Fix Meetings to Flatten the Hierarchy
Many companies waited until remote work was forced on them to start experimenting, so it isn’t surprising that challenges come with the benefits. Flexible work can be shaped more effectively in the future, since it’s here to stay in some form. So how can it be improved?
For the past ten years, Model Meetings parent company, Science House has been training cohorts within our client companies to be half investigative journalist and half entrepreneur. We have trained hundreds of individuals to conduct interviews across their organizations and report the findings back to Science House anonymously (we know the name of the interviewer but not their interviewee) on a monthly basis. Our database is massive, and the patterns from our findings across industries are clear. We can tell you almost every problem your company is likely to face from the first day your CEO mentions a “digital transformation” on an earnings call, for example. We can tell you where to watch for trap doors no matter how good a merger or acquisition looks on paper. We can tell you what happens when leaders think culture is the word “innovation” painted on a wall but bureaucratic clutter and apathy stand in the way of creating and implementing ideas. It was this work in large part that led us to create Model Meetings.
Harvard Business Review interviewed and surveyed senior leaders at five global businesses spanning manufacturing to consumer-facing sectors, to find out what are their biggest challenges in managing in the hybrid mode. Their observations align with problems we have seen. Here we will put a few of them in context and make recommendations based on our experience across industries.
Body Language
HBR respondents noted the difficulty of not being able to read body language in meetings as clearly as they can in person. The important question to ask is: what is it that body language does to influence the relationship of the group to the group’s goal? This sounds like a simple question that minimizes the importance of a critical social cue, but it’s really the opposite. If body language is the most critical way people reveal their thoughts and feelings, you might not have enough clear communication and role clarity.
Role Clarity
Those interviewed for the HBR piece revealed “the virtual world does not treat roles and tasks equally.” CEOs often say that they are “quite satisfied with how effective their team has been in a virtual format. Yet, second- to third-level executives, such as the VPs and country leads just below the global executive team, are more skeptical.”
In general, most CEOs don’t really know what’s happening when it comes to execution any more than the average individual contributor can fully understand the executive decision-making process. This was true before remote work became the norm, and it’s true now. Science House created Model Meetings to close the gap between strategy and execution. It doesn't help much to make unproductive meetings slightly shorter so you could make it to your next unproductive meeting on time and if you’re lucky take a break in between. Our goal is to improve the essence of how a company does business for better results and less stress.
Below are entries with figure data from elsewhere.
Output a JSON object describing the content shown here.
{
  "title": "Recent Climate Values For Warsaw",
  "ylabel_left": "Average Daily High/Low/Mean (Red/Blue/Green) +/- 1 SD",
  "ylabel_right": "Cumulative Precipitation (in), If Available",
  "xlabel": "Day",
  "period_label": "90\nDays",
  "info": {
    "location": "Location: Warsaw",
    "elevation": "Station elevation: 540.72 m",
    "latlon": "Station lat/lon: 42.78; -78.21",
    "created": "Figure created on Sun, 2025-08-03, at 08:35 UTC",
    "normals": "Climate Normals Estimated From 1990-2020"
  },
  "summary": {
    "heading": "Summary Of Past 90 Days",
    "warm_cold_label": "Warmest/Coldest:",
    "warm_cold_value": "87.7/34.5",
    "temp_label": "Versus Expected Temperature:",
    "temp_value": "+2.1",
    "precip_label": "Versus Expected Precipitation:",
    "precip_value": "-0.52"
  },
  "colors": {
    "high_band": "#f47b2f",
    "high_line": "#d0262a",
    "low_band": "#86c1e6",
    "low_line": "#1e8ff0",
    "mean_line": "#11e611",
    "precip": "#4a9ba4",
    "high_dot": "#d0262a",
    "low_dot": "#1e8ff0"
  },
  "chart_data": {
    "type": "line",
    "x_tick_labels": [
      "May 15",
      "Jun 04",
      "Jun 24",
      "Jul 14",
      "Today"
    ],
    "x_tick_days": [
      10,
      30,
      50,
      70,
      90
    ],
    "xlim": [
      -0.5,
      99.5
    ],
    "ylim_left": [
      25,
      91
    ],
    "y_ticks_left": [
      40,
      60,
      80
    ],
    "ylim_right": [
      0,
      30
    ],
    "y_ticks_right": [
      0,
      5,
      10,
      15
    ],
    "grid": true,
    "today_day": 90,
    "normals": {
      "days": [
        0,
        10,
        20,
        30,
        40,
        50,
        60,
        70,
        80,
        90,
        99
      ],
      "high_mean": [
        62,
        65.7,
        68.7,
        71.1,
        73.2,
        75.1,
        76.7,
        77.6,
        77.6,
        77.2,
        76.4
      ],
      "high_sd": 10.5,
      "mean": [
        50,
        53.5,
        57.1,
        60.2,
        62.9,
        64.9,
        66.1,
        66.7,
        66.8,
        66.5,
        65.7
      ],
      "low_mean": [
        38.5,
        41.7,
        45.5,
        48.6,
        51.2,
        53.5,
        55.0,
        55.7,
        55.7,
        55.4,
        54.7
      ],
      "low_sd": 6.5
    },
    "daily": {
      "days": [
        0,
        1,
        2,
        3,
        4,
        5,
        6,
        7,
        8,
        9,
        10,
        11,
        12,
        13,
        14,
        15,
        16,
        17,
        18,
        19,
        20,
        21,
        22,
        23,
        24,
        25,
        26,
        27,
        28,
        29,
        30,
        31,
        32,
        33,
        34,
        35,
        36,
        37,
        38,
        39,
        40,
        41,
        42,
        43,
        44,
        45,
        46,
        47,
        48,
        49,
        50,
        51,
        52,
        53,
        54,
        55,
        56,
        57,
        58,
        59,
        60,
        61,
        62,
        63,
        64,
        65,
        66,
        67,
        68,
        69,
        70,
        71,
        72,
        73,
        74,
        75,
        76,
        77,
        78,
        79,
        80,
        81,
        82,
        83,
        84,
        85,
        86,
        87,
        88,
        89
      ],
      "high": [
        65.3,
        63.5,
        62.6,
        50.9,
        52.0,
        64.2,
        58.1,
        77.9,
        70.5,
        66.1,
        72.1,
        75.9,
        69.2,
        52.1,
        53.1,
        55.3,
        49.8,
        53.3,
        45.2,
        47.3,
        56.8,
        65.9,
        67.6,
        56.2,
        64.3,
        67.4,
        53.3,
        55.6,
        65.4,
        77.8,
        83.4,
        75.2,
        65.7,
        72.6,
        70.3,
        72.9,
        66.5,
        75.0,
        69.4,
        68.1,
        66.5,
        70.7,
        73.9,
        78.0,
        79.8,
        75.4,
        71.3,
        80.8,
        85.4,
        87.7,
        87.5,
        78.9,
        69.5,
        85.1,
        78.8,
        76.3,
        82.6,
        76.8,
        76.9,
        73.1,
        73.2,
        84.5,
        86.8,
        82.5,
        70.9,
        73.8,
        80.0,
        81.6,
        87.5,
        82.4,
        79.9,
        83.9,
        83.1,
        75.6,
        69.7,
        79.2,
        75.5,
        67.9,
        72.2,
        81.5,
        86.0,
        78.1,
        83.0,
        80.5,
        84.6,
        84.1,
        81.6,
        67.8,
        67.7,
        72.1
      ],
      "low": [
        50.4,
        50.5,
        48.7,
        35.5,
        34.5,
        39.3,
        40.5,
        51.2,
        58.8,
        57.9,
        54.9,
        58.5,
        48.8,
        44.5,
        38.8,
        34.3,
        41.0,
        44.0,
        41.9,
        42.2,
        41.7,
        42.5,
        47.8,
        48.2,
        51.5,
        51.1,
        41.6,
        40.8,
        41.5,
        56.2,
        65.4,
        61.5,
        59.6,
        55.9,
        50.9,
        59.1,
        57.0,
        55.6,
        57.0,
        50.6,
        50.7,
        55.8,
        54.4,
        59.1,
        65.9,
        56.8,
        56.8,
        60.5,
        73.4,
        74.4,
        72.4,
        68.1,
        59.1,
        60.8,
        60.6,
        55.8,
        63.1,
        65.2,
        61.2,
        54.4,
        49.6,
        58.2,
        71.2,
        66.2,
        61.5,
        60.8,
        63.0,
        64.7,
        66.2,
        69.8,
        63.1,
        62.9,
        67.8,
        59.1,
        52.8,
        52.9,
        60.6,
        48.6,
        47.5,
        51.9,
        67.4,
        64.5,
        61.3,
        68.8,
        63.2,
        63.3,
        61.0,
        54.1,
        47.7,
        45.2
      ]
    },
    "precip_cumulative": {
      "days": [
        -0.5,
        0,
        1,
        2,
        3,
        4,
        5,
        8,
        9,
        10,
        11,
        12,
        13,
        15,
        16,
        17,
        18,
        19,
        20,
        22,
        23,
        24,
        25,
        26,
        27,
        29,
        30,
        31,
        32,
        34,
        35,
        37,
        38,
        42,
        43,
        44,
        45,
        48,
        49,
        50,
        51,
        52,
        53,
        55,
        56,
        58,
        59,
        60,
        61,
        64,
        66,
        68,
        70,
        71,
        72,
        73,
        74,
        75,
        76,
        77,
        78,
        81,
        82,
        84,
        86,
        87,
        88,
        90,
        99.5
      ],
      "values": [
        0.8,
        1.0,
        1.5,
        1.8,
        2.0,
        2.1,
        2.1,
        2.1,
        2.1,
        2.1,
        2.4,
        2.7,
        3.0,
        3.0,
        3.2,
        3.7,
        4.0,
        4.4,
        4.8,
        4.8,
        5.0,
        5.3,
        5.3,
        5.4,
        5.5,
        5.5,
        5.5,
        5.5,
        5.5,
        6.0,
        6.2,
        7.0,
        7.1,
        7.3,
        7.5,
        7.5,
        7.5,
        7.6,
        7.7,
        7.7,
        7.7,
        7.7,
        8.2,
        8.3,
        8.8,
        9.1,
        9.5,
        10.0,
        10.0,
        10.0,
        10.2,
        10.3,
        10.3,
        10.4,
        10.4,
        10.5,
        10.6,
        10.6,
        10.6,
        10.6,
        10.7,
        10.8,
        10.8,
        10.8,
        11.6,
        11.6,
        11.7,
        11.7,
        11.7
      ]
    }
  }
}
This starts with role clarity, which is one of the most pervasive challenges we see in Sense & Adapt month after month, year after year, company after company. This is especially true in organizations attempting to shift to a more agile approach when it comes to development of software or the business. New ways of working demand new levels of clarity, and it’s an ongoing process of assessment, like tuning the strings of an instrument before you play.
Flattening the Hierarchy
“Many executives said that in a hybrid setting, their organizations have been moving further towards a flatter hierarchy,” according to HBR. “Most have also been seeking to boost the empowerment of employees, who need to make more and quicker connections across geographies and business units during Covid-19. Executives noted that collaboration across business units has helped foster innovation; some even said that best practice sharing among industry players has increased.”
Science House clients often state a desire for a flatter hierarchy, but it’s painful to put into practice because the org chart is the org chart and someone has to make decisions. From a Model Meetings perspective, it’s about making better decisions. The flatter the org, the better the decisions. Model Meetings is not a linear system. It’s a flywheel that starts with learning to generate knowledge, innovation to generate ideas, commitment to generate sound decisions and alignment to produce a plan infused with all of these steps. And the plan doesn’t remain fixed. Priorities shift, emergencies shatter the status quo, new awareness wakes people up. Customer needs evolve.
One answer to all of these problems is to improve the way we encounter each other and our work. Those encounters have a name: meetings. Model powerful meetings from the top and you will achieve more role and process clarity and a flatter, more functional organization.